Lucy nasceu em 2011, em uma fazenda na Califórnia. Da raça black angus, sempre foi uma vaca premium. E, como tal, serviu a vida toda como “fábrica” de óvulos de primeira linha. Seus gametas foram despachados para todos os cantos do planeta, com destino a criadores interessados em melhorar a qualidade de seus rebanhos.
Um punhado de células de Lucy, porém, fugiu ao padrão. O material foi enviado para a cidade de Rehovot, em Israel. Lá, os cientistas da startup de agricultura celular Aleph Farms "cultivaram" os óvulos da black angus e deles "colheram" bifes.
Morta em 2022, de causas naturais, agora, Lucy entra para a história do futuro da alimentação como a "mãe" da primeira carne bovina do mundo criada em laboratório a ser liberada para consumo.
O aval vem do Ministério da Saúde de Israel, depois de um ano e meio de consultas. Até então, apenas dois países haviam aprovado o comércio de carne cultivada: Singapura, em 2020, e Estados Unidos, em 2023.

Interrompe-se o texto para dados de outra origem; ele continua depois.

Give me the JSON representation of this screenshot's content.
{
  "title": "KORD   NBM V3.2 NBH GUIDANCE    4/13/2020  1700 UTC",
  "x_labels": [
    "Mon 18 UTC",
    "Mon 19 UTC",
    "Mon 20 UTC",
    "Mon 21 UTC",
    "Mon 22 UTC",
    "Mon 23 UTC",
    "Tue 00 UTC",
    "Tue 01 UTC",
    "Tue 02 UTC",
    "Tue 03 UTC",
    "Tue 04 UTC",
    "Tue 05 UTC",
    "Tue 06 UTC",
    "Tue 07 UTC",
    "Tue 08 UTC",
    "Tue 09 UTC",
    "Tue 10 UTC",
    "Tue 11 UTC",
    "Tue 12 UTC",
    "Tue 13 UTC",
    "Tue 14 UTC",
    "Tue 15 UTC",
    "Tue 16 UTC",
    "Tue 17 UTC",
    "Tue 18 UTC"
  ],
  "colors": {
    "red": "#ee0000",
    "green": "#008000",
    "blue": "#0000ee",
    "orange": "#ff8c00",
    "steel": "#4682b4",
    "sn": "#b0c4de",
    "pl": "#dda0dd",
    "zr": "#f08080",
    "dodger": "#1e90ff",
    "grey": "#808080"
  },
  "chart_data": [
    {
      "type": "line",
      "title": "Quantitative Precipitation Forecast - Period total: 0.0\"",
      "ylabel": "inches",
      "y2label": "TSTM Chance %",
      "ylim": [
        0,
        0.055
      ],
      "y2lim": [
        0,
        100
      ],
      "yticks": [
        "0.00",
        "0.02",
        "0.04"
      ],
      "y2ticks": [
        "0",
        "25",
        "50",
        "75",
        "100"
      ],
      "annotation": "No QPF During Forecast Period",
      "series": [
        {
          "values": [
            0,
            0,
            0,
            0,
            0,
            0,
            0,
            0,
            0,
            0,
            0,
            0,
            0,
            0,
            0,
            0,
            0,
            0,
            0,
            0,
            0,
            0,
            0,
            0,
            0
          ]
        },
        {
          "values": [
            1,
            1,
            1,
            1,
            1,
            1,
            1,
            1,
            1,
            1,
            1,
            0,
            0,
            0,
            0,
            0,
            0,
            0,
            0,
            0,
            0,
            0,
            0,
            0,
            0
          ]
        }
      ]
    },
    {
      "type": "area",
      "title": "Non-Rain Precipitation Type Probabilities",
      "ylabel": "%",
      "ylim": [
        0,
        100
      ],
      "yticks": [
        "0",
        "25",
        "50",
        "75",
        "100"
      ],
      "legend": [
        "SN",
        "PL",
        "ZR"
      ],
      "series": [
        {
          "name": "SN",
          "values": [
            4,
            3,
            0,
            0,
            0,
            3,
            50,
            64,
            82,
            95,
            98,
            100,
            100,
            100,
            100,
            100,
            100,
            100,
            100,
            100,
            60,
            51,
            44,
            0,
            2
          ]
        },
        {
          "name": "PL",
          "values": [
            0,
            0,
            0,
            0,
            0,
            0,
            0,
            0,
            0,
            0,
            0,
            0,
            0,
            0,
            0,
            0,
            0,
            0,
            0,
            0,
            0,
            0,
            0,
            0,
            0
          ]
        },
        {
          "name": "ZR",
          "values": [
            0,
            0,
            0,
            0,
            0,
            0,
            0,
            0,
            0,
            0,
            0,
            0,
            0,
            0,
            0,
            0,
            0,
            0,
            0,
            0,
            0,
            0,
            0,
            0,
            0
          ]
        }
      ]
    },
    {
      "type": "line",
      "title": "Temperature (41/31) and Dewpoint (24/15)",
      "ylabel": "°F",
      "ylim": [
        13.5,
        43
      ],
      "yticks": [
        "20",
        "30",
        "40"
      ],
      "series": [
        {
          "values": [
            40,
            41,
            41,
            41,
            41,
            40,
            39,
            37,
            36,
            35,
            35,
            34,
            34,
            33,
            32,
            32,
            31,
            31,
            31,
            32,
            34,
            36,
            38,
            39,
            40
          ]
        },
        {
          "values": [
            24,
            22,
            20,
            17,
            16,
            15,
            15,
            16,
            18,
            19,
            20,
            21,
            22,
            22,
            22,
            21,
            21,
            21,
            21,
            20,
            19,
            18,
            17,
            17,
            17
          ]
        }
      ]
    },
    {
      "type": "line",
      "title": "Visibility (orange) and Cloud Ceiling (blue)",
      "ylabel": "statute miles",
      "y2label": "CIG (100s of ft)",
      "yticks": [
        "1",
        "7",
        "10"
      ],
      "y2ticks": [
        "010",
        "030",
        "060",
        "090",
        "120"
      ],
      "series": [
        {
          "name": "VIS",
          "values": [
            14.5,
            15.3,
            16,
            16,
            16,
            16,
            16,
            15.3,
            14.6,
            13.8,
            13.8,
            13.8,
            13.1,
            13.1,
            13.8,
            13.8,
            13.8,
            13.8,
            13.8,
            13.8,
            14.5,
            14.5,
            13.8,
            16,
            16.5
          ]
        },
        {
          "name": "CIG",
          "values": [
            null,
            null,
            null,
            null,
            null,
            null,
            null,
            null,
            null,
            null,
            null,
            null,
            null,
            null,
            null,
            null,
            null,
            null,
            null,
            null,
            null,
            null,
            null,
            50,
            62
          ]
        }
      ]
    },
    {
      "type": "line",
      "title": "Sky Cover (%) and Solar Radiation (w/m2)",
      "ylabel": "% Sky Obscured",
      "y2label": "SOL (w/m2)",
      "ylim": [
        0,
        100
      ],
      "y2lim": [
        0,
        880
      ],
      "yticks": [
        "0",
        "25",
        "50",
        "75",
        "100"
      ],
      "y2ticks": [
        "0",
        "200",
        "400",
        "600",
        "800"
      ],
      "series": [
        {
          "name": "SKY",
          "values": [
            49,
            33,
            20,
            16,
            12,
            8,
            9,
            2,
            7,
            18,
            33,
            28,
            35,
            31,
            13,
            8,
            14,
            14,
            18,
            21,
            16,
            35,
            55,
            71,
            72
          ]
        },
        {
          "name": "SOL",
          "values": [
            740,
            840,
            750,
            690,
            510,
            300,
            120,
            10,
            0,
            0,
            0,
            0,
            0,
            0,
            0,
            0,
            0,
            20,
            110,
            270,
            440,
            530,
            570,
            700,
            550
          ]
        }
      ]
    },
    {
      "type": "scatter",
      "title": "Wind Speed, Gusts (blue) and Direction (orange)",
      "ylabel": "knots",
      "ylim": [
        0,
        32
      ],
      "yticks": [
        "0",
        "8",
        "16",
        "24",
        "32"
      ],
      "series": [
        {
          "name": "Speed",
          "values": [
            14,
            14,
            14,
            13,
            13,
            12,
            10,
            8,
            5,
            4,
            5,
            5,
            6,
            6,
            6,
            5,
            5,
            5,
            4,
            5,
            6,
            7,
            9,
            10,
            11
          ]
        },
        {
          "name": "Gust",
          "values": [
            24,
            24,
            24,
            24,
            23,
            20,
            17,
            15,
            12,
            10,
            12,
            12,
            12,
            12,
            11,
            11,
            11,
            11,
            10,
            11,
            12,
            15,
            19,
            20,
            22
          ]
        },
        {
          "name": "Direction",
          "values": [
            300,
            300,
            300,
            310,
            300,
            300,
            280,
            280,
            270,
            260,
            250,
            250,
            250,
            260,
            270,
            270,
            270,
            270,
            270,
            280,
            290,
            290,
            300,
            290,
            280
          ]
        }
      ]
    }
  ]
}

Em ambos, o O.K. das autoridades sanitárias foi para carne de frango; de vaca, só a da Lucy.
O primeiro corte a ser lançado pela foodtech de Rehovot, sob a marca de Alpeh Cuts, é um “petit steak”. Por enquanto, a novidade estará disponível apenas em alguns restaurantes selecionados de Israel.
“Atualmente, operamos uma unidade de produção piloto e produzimos lá quantidades limitadas de Aleph Cuts; cerca de 10 toneladas por ano”, diz Yoav Reisler, porta-voz da empresa, em entrevista ao NeoFeed. “A instalação tem basicamente três propósitos: aprovações regulatórias, lançamentos e expansão.”
Fundada em 2017, pelo engenheiro e CEO Didier Toubia, pela PhD em genética e CTO Neta Lavon e pela bióloga molecular Shulamit Levenberg, a Aleph Farms já levantou até agora quase US$ 120 milhões, informa a plataforma Crunchbase.
Entre os 20 financiadores, estão o ator Leonardo DiCaprio e a americana Alumni Ventures.
Como conta Reisler, neste momento, o foco principal da Aleph Farms é chegar à Ásia, via Singapura, e ao Oriente Médio, via Israel. “Submetemos nosso produto à aprovação também na Suíça, Reino Unido e Estados Unidos”, completa o executivo.
A estratégia de longo prazo da empresa inclui ainda a colaboração com empresas tradicionais do setor. “Essas parcerias envolvem coinvestimento em instalações de produção e posicionamento no mercado, por meio de contratos de compra e distribuição”, diz o executivo. Entre as companhias, está a brasileira BRF.
As carnes de laboratório surgem como uma alternativa à escassez de terras agrícolas e à crescente demanda global por proteína de origem animal. Avaliado em US$ 200 milhões, o mercado global de carne cresceu 16,1% apenas em 2023. Até 2034, deve bater US$ 1,1 bilhão, lê-se em relatório da Markets and Markets.
A tecnologia para o cultivo de carne começou a ser desenvolvida em 2010. Um processo tão complexo quanto fascinante. Voltemos a Lucy e ao "petit steak". Os cientistas deixaram seus óvulos fertilizados proliferar por um curto período. As "novas" células são então encaminhadas para biorreatores gigantescos.
Lá, elas são “alimentadas” com água, oxigênio e nutrientes, entre outros compostos. Em ambiente controlado, se multiplicam em ritmo acelerado. Crescem, se subdividem, se avolumam...
“No organismo da vaca, uma rede de proteínas e outras moléculas envolveria, apoiaria e daria estrutura a essas células!”, lê-se em relatório da startup. “Na Aleph Farms, modelamos esse processo com uma matriz de proteína vegetal feita de soja e trigo, o que permite que as células formem a forma e a textura de um Aleph Cuts.”
Cerca de um mês depois, os bifes já podem ser “colhidos”. A equipe de P&D da startup investiga agora a produção de carne de outras raças como belgian blue, wagyu e holstein.
Mas, por enquanto, Lucy continua a ser fonte principal dos melhores cortes da Aleph Farms. Mesmo depois de morta.